"I wish he had found her here," said Jeanne. "It was an ill bit of luck that took her away; and that Pierre, he is like to go mad about her, since these three days under one roof. I knew not he was so daft, or I had not taken her there."

"She were well wed to Pierre Gaspard," said Victor; "mated with one's own degree is best mated, after all. What shall we say if the lad come asking her hand? He will not ask twice, I can tell you that of a Gaspard."

"Trust the girl to keep him from asking till she be ready to say him yea or nay," replied Jeanne. "I know not wherever the child hath learnt such ways with men; surely in the convent she saw none but priests."

"And are not priests men?" sneered Victor, with an evil laugh. "Faith, and I think there is nought which other men teach which they do not teach better!"

"Fie, father! thou shouldst not speak ill of the clergy; it is bad luck," said Jeanne. Jeanne was far honester of nature than either her father or her child; she was not entirely without reverence, and as far as she could, without too much inconvenience, kept good faith with her religion.

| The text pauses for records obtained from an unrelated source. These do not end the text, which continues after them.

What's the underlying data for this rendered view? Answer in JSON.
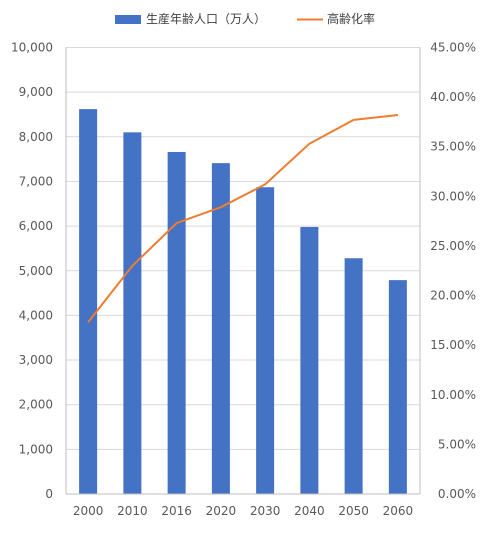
{
  "chart_data": {
    "type": "bar+line",
    "categories": [
      "2000",
      "2010",
      "2016",
      "2020",
      "2030",
      "2040",
      "2050",
      "2060"
    ],
    "series": [
      {
        "name": "生産年齢人口（万人）",
        "type": "bar",
        "axis": "left",
        "color": "#4472C4",
        "values": [
          8620,
          8100,
          7660,
          7410,
          6870,
          5980,
          5280,
          4790
        ]
      },
      {
        "name": "高齢化率",
        "type": "line",
        "axis": "right",
        "color": "#ED7D31",
        "values": [
          17.3,
          23.0,
          27.3,
          28.9,
          31.2,
          35.3,
          37.7,
          38.2
        ]
      }
    ],
    "y_left": {
      "range": [
        0,
        10000
      ],
      "ticks": [
        "0",
        "1,000",
        "2,000",
        "3,000",
        "4,000",
        "5,000",
        "6,000",
        "7,000",
        "8,000",
        "9,000",
        "10,000"
      ]
    },
    "y_right": {
      "range": [
        0,
        45
      ],
      "ticks": [
        "0.00%",
        "5.00%",
        "10.00%",
        "15.00%",
        "20.00%",
        "25.00%",
        "30.00%",
        "35.00%",
        "40.00%",
        "45.00%"
      ]
    },
    "grid": true,
    "legend_position": "top"
  }
}
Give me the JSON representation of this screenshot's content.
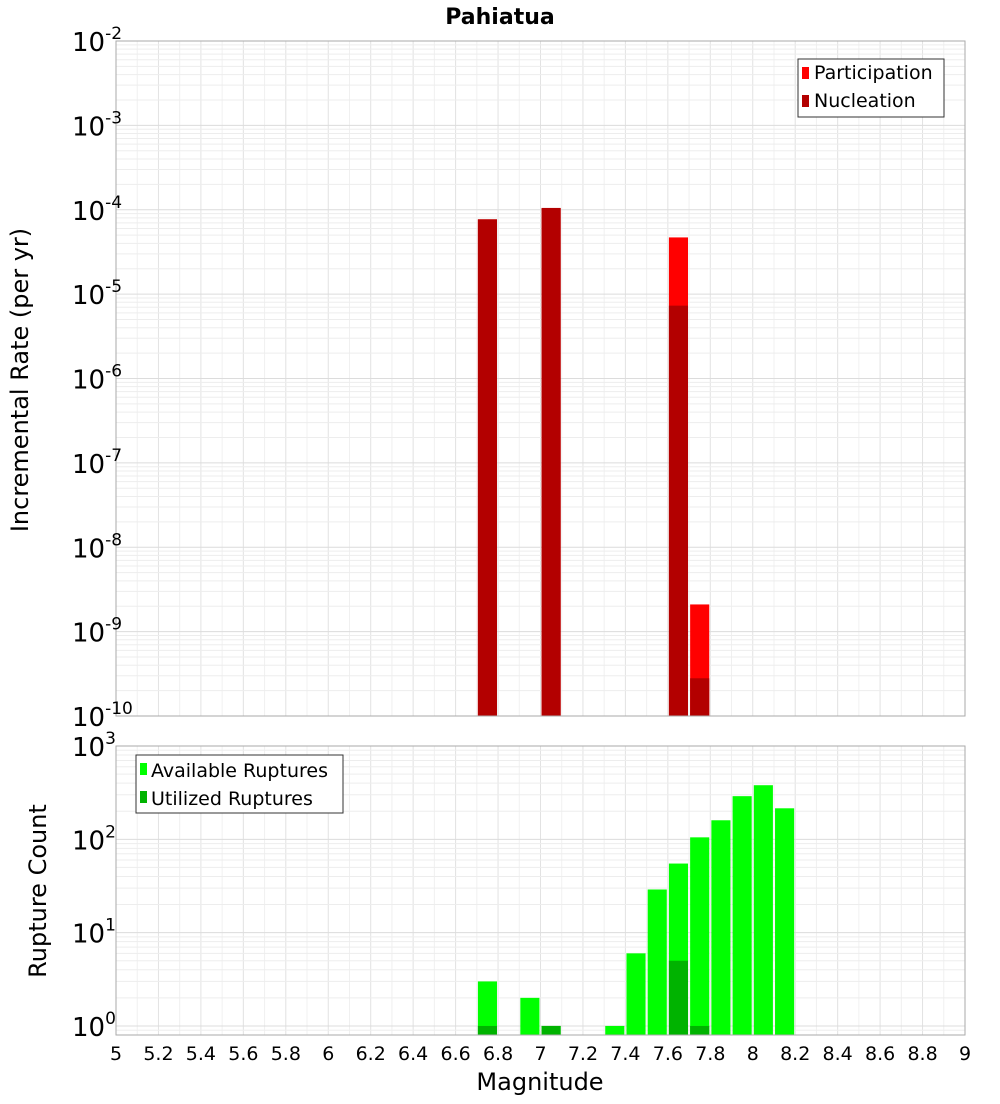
{
  "chart_data": [
    {
      "type": "bar",
      "title": "Pahiatua",
      "ylabel": "Incremental Rate (per yr)",
      "xlabel": "",
      "yscale": "log",
      "xlim": [
        5,
        9
      ],
      "ylim": [
        1e-10,
        0.01
      ],
      "y_tick_exponents": [
        "-10",
        "-9",
        "-8",
        "-7",
        "-6",
        "-5",
        "-4",
        "-3",
        "-2"
      ],
      "y_tick_base": "10",
      "grid": true,
      "legend_position": "top-right",
      "series": [
        {
          "name": "Participation",
          "color": "#ff0000",
          "x": [
            6.75,
            7.05,
            7.65,
            7.75
          ],
          "values": [
            7.7e-05,
            0.000105,
            4.7e-05,
            2.1e-09
          ]
        },
        {
          "name": "Nucleation",
          "color": "#b30000",
          "x": [
            6.75,
            7.05,
            7.65,
            7.75
          ],
          "values": [
            7.7e-05,
            0.000105,
            7.3e-06,
            2.8e-10
          ]
        }
      ]
    },
    {
      "type": "bar",
      "title": "",
      "ylabel": "Rupture Count",
      "xlabel": "Magnitude",
      "yscale": "log",
      "xlim": [
        5,
        9
      ],
      "ylim": [
        0.8,
        1000
      ],
      "x_ticks": [
        "5",
        "5.2",
        "5.4",
        "5.6",
        "5.8",
        "6",
        "6.2",
        "6.4",
        "6.6",
        "6.8",
        "7",
        "7.2",
        "7.4",
        "7.6",
        "7.8",
        "8",
        "8.2",
        "8.4",
        "8.6",
        "8.8",
        "9"
      ],
      "y_tick_exponents": [
        "0",
        "1",
        "2",
        "3"
      ],
      "y_tick_base": "10",
      "grid": true,
      "legend_position": "top-left",
      "series": [
        {
          "name": "Available Ruptures",
          "color": "#00ff00",
          "x": [
            6.75,
            6.95,
            7.05,
            7.35,
            7.45,
            7.55,
            7.65,
            7.75,
            7.85,
            7.95,
            8.05,
            8.15
          ],
          "values": [
            3,
            2,
            1,
            1,
            6,
            29,
            55,
            105,
            160,
            290,
            380,
            215
          ]
        },
        {
          "name": "Utilized Ruptures",
          "color": "#00b300",
          "x": [
            6.75,
            7.05,
            7.65,
            7.75
          ],
          "values": [
            1,
            1,
            5,
            1
          ]
        }
      ]
    }
  ]
}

When Victorine heard that Willan Blaycke had been at the inn in their absence, she shrugged her pretty shoulders, and said, laughingly, "Eh, but that is good!"

"Why sayest thou so?" replied Jeanne. "I say it is ill."

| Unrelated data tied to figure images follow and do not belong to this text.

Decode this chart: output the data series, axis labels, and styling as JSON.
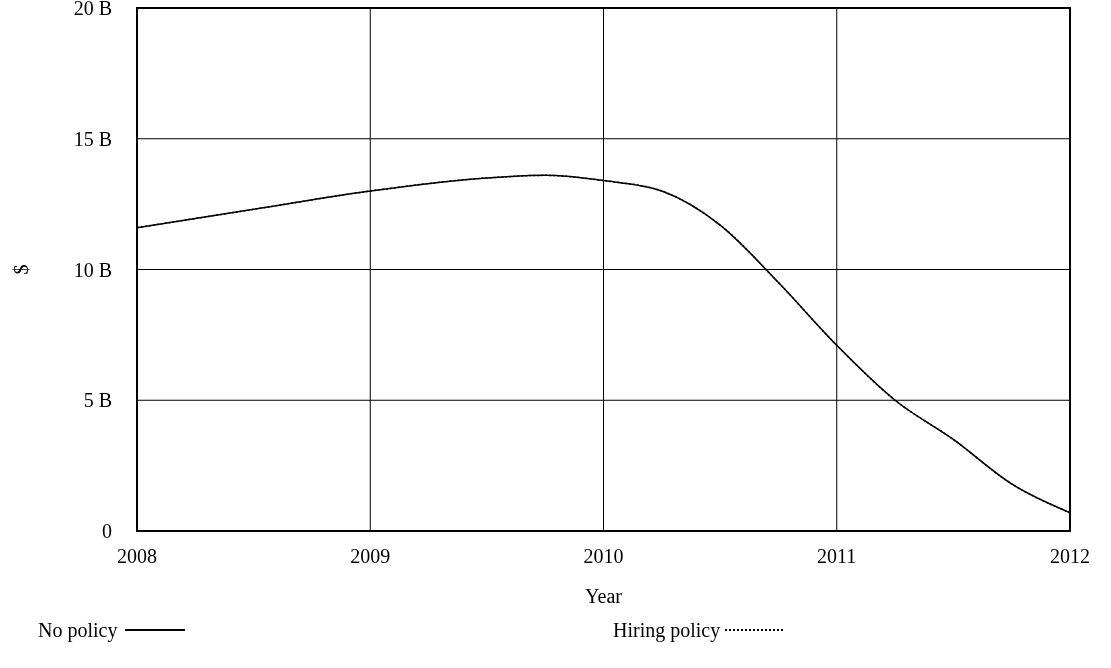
{
  "chart_data": {
    "type": "line",
    "xlabel": "Year",
    "ylabel": "$",
    "xlim": [
      2008,
      2012
    ],
    "ylim": [
      0,
      20
    ],
    "xticks": [
      2008,
      2009,
      2010,
      2011,
      2012
    ],
    "yticks": [
      {
        "value": 0,
        "label": "0"
      },
      {
        "value": 5,
        "label": "5 B"
      },
      {
        "value": 10,
        "label": "10 B"
      },
      {
        "value": 15,
        "label": "15 B"
      },
      {
        "value": 20,
        "label": "20 B"
      }
    ],
    "grid": true,
    "legend": "bottom",
    "x": [
      2008,
      2008.5,
      2009,
      2009.5,
      2009.75,
      2010,
      2010.25,
      2010.5,
      2010.75,
      2011,
      2011.25,
      2011.5,
      2011.75,
      2012
    ],
    "series": [
      {
        "name": "No policy",
        "color": "#000000",
        "line_style": "solid",
        "values": [
          11.6,
          12.3,
          13.0,
          13.5,
          13.6,
          13.4,
          13.0,
          11.7,
          9.5,
          7.1,
          5.0,
          3.5,
          1.8,
          0.7
        ]
      },
      {
        "name": "Hiring policy",
        "color": "#000000",
        "line_style": "dotted",
        "values": [
          11.6,
          12.3,
          13.0,
          13.5,
          13.6,
          13.4,
          13.0,
          11.7,
          9.5,
          7.1,
          5.0,
          3.5,
          1.8,
          0.7
        ]
      }
    ]
  }
}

"And I say it is good," retorted Victorine; and not another word could Jeanne get out of her on the matter.

Victorine was right. As Willan Blaycke rode away from the Golden Pear, he was so vexed with the unexpected disappointment that he was in a mood fit to do some desperate thing. He had tried with all his might to put Victorine's face and voice and sweet little form out of his thoughts, but it was beyond his power. She haunted him by day and by night,--worse by night than by day,--for he dreamed continually of standing just the other side of a window-sill across which Victorine reached snowy little hands and laid them in his, and just as he was about to grasp them the vision faded, and he waked up to find himself alone. Willan Blaycke had never loved any woman. If he had,--if he had had even the least experience in the way of passionate fancies, he could have rated this impression which Victorine had produced on him for what it was worth and no more, and taking counsel of his pride have waited till the discomfort of it should have passed away. But he knew no better than to suppose that because it was so keen, so haunting, it must last forever. He was almost appalled at the condition in which he found himself. It more than equalled all the descriptions which he had read of unquenchable love. He could not eat; he could not occupy himself with any affairs: all business was tedious to him, and all society irksome. He lay awake long hours, seeing the arch black eyes and rosy cheeks and piquant little mouth; worn out by restlessness, he slept, only to see the eyes and cheeks and mouth more vividly. It was all to no purpose that he reasoned with himself,--that he asked himself sternly a hundred times a day,--

"Wilt thou take the granddaughter of Victor Dubois to be the mother of thy children? Is it not enough that thy father disgraced his name for that blood? Wilt thou do likewise?"